The same thing happened during Prohibition, when alcohol was made illegal — beer and wine virtually disappeared while whisky and gin became ubiquitous. And studies have shown that when Prohibition ended, the rates of alcohol consumption stayed close to the same. Violent-crime rates, though, plummeted, and the likes of Al Capone and his cronies were out of a job.

The only way to really win the war on drugs, Benavie says, is for the U.S. government to wrest control of the trade from the black market, just as it did with alcohol in the 1930s.

Benavie doesn’t advocate drug use. But the war on drugs, he says, amounts to a very expensive crusade. Warehousing half a million drug offenders who have mandatory minimum sentences puts a real strain on prisons. The average sentence for a nonviolent drug felony is seventy-five months; the average for a violent felony is fifty-six months. Because drug offenders must serve mandatory minimum sentences, wardens routinely grant early releases to violent offenders in order to make room for droves of drug offenders, most of whom are nonviolent.

The war against drugs should actually be a war for public health, Benavie says. Most drug-related deaths are due to contamination by black market suppliers and diseases spread by infected needles. More than a third of AIDS patients in the United States contracted the disease by using infected needles to inject drugs, and many drug offenders contract and spread diseases once they’re in prison, where drugs and unprotected sex are the norm.

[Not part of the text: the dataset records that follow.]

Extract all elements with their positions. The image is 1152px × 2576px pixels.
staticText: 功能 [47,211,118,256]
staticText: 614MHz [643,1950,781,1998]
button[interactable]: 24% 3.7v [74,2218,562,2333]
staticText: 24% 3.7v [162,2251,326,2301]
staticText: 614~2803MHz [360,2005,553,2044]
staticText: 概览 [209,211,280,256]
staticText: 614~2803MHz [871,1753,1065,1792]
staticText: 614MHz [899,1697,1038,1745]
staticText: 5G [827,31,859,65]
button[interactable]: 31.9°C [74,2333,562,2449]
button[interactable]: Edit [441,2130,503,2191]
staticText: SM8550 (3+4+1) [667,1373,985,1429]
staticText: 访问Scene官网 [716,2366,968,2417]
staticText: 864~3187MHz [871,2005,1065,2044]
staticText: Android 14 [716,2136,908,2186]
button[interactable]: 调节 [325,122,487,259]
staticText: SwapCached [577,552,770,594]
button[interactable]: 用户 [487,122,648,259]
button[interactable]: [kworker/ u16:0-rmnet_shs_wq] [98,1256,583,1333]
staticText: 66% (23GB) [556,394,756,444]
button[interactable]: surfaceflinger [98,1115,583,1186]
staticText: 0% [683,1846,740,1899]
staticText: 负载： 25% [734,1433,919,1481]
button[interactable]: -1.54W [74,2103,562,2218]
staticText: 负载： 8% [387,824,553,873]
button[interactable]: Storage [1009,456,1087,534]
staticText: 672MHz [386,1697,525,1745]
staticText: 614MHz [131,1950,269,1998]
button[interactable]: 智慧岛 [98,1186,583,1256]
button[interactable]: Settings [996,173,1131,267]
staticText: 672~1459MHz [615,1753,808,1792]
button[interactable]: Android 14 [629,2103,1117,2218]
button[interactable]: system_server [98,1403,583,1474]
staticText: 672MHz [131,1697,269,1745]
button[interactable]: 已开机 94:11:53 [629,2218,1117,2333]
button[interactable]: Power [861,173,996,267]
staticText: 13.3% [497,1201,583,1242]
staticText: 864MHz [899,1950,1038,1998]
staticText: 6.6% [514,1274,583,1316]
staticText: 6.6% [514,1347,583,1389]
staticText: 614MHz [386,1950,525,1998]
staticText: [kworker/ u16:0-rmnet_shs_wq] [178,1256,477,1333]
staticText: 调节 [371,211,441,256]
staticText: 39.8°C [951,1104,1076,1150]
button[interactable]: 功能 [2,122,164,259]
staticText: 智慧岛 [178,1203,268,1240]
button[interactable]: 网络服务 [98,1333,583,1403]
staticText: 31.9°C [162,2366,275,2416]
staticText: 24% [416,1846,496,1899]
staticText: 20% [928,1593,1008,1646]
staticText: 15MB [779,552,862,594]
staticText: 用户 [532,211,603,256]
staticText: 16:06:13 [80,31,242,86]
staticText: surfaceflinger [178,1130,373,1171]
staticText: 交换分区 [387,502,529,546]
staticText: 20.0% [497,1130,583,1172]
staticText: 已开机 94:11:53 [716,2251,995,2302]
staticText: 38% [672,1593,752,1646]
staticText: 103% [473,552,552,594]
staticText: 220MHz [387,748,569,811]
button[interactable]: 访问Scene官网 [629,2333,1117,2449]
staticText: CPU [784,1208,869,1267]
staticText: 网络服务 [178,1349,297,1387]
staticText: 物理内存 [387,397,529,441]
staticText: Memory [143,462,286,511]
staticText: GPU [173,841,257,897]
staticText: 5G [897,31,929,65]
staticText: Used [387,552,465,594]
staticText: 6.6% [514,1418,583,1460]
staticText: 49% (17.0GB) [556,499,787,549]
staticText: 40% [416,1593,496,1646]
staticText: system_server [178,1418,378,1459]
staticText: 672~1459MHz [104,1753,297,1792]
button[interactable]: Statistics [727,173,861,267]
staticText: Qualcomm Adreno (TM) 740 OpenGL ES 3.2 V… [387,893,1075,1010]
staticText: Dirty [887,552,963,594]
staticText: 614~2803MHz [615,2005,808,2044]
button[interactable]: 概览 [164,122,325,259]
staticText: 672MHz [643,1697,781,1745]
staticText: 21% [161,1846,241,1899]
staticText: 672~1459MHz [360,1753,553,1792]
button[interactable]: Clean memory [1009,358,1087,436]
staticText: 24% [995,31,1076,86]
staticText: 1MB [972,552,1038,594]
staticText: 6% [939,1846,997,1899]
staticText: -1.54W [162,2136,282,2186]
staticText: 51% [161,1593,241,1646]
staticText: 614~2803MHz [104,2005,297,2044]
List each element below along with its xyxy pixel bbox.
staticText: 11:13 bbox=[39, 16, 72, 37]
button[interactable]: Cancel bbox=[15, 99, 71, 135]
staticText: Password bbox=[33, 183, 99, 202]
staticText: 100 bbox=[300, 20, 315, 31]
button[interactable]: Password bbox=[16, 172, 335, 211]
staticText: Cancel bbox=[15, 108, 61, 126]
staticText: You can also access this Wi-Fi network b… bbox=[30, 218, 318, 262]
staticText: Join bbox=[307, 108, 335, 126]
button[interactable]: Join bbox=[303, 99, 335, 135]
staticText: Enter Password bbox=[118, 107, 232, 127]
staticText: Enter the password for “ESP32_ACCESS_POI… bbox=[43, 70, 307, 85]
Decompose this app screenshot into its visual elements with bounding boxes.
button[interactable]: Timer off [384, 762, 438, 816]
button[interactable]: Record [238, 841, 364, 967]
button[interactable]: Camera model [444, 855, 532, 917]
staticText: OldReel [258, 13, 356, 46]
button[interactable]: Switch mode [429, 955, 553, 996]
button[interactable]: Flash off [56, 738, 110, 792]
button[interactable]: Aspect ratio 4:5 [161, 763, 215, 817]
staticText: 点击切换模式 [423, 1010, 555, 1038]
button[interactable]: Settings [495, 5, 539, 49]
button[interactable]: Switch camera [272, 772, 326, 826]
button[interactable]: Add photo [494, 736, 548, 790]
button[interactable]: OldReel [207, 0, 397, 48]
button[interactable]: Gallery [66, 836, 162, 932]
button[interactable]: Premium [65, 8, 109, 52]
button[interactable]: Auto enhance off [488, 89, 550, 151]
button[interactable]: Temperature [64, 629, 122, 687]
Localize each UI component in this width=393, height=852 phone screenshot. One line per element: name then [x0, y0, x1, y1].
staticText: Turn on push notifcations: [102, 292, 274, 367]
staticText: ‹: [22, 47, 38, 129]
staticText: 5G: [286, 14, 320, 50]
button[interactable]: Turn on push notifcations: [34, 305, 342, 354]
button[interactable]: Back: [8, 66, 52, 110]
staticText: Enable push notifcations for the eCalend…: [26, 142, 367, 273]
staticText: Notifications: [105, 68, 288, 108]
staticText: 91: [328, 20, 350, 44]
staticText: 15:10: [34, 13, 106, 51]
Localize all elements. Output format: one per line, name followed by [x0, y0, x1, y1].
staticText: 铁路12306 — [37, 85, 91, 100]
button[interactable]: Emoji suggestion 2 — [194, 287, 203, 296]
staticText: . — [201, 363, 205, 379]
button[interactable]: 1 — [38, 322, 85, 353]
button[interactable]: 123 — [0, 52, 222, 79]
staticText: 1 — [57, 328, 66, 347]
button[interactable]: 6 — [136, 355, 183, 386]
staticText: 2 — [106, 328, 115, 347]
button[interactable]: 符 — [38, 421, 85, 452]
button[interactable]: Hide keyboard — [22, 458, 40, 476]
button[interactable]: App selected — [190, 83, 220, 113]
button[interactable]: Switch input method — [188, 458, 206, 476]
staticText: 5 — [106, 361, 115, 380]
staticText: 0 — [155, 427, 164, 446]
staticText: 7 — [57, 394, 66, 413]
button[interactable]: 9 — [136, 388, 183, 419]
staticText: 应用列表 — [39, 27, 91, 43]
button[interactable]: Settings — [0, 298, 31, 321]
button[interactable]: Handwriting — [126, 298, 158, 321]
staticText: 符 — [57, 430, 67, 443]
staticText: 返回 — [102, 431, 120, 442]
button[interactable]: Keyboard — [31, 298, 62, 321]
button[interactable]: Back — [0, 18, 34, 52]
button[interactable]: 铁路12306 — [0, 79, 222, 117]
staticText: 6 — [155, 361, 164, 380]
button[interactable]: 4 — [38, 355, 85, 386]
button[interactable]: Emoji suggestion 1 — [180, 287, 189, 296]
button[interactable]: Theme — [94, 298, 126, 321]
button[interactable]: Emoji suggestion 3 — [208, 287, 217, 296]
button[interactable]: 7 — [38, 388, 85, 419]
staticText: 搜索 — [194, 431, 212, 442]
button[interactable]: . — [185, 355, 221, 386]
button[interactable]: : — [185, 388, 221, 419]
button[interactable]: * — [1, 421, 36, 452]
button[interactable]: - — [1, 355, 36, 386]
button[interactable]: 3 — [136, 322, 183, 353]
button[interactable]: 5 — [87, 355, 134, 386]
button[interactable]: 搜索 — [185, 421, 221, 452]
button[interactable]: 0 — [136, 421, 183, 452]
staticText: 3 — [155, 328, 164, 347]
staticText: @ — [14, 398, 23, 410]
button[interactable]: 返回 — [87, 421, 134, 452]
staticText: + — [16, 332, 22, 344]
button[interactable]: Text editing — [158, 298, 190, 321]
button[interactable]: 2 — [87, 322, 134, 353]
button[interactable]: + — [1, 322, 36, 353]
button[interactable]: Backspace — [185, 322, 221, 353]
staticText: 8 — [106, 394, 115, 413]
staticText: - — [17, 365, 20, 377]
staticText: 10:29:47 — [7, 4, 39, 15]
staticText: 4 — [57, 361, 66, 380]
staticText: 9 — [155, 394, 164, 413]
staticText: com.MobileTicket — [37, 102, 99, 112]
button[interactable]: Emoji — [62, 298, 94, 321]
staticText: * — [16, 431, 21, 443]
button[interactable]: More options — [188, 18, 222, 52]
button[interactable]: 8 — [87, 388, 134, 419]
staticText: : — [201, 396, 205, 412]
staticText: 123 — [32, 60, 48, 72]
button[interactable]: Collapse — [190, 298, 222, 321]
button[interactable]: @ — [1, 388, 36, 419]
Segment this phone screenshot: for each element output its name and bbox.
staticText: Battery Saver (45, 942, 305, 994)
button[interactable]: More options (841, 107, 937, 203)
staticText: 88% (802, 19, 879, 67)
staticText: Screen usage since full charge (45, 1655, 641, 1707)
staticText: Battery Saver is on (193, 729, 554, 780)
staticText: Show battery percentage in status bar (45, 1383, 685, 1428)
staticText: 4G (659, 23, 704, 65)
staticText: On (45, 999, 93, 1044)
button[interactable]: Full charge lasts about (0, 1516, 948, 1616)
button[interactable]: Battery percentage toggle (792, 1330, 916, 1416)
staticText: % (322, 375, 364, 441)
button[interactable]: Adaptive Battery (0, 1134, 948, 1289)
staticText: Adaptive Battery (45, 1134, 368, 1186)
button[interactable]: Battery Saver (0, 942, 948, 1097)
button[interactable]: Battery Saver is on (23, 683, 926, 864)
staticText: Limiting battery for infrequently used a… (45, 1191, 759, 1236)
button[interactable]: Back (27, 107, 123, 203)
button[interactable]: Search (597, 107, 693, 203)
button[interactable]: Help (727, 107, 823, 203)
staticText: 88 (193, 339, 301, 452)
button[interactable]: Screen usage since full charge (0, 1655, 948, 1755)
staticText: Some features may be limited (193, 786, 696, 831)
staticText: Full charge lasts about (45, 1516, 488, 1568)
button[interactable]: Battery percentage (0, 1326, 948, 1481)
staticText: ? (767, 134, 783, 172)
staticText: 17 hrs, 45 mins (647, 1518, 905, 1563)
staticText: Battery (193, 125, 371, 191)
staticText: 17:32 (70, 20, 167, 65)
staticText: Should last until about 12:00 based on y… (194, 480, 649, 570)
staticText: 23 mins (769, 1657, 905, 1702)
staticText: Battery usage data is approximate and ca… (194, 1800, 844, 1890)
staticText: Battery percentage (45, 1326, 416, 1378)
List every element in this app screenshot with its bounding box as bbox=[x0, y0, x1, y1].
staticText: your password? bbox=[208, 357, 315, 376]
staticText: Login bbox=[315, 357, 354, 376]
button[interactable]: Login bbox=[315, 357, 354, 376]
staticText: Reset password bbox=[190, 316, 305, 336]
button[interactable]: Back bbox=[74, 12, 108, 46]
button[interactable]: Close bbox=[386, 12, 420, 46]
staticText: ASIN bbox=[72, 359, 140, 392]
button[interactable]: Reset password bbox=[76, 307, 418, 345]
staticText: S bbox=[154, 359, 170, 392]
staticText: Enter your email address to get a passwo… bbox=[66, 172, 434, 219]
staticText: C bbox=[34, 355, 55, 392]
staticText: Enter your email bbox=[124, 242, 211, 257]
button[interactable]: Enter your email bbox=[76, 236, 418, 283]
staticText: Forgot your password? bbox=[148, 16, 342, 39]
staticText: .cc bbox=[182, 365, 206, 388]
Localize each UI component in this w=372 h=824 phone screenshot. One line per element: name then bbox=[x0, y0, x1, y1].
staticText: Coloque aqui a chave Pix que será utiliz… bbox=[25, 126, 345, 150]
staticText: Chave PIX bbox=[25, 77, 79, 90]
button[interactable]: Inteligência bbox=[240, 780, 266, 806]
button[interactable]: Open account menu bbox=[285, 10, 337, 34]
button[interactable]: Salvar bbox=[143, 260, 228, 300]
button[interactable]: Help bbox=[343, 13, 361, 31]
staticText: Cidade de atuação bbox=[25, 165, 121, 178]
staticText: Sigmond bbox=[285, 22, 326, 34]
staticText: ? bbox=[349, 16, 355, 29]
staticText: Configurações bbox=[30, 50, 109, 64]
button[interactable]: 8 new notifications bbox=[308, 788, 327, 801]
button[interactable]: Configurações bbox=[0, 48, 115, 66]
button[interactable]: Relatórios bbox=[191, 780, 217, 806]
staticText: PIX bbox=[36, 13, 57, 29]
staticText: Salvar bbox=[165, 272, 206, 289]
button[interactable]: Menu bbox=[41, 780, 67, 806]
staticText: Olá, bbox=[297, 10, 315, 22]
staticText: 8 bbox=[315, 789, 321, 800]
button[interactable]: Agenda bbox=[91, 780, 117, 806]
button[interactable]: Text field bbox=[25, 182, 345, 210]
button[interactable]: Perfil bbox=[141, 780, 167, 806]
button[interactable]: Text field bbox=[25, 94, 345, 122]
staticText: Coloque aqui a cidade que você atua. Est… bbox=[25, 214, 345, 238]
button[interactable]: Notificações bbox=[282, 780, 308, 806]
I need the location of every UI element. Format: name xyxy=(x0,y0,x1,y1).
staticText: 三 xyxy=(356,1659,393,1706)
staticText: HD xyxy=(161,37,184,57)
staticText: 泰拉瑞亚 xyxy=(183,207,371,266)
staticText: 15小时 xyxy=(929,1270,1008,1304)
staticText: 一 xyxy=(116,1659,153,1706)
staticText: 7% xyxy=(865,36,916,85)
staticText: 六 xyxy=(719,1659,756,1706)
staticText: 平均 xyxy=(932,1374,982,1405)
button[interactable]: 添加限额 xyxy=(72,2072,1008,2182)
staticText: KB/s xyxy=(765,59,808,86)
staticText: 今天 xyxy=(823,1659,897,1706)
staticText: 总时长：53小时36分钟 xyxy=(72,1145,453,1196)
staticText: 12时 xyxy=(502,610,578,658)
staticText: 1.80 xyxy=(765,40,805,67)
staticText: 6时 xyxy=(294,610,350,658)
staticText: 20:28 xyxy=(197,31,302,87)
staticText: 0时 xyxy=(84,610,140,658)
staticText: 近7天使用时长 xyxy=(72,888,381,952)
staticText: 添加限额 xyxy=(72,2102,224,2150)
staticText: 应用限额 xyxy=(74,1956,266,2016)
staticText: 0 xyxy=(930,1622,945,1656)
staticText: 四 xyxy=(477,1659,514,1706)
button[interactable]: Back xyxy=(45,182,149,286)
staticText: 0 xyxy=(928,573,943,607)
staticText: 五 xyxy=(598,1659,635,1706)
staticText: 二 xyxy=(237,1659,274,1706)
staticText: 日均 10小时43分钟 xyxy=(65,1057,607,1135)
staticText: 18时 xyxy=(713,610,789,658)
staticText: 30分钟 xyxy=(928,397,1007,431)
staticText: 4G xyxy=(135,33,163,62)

Because there’s no FDA approval for black-market products, there’s no way to tell how potent a drug is or with what it’s been mixed. Heroin manufacturers stretch their supplies by mixing in anything from lactose to baby laxatives to strychnine. And any black-market drug, including marijuana, can be contaminated with toxic byproducts, bacteria, or viruses that could transmit hepatitis, tetanus, and malaria.

Many Americans fear that legalization would lead to an out-of-control increase in the use of hard drugs. It’s possible, Benavie says. But studies in other countries have shown that legalizing drugs doesn’t usually increase drug use, he says, and even when there is an increase, it is brief and temporary.

If the United States could tax illicit drugs at the same rate it taxes for alcohol and tobacco, Benavie says, the government could save that $44 billion a year in fighting the war and it could generate an additional $33 billion a year. “Take the $77 billion — think what we could do with that money,” he says. “For example, we spend $37 billion a year on food stamps; it would cover that. We’ve been spending $29 billion on the National Institutes of Health, $6 billion on the National Science Foundation. Add those together, and we still have a few billion dollars left over. That’s what that money could mean.”

Arthur Benavie is a professor emeritus of economics in the College of Arts and Sciences and continues to teach at Carolina.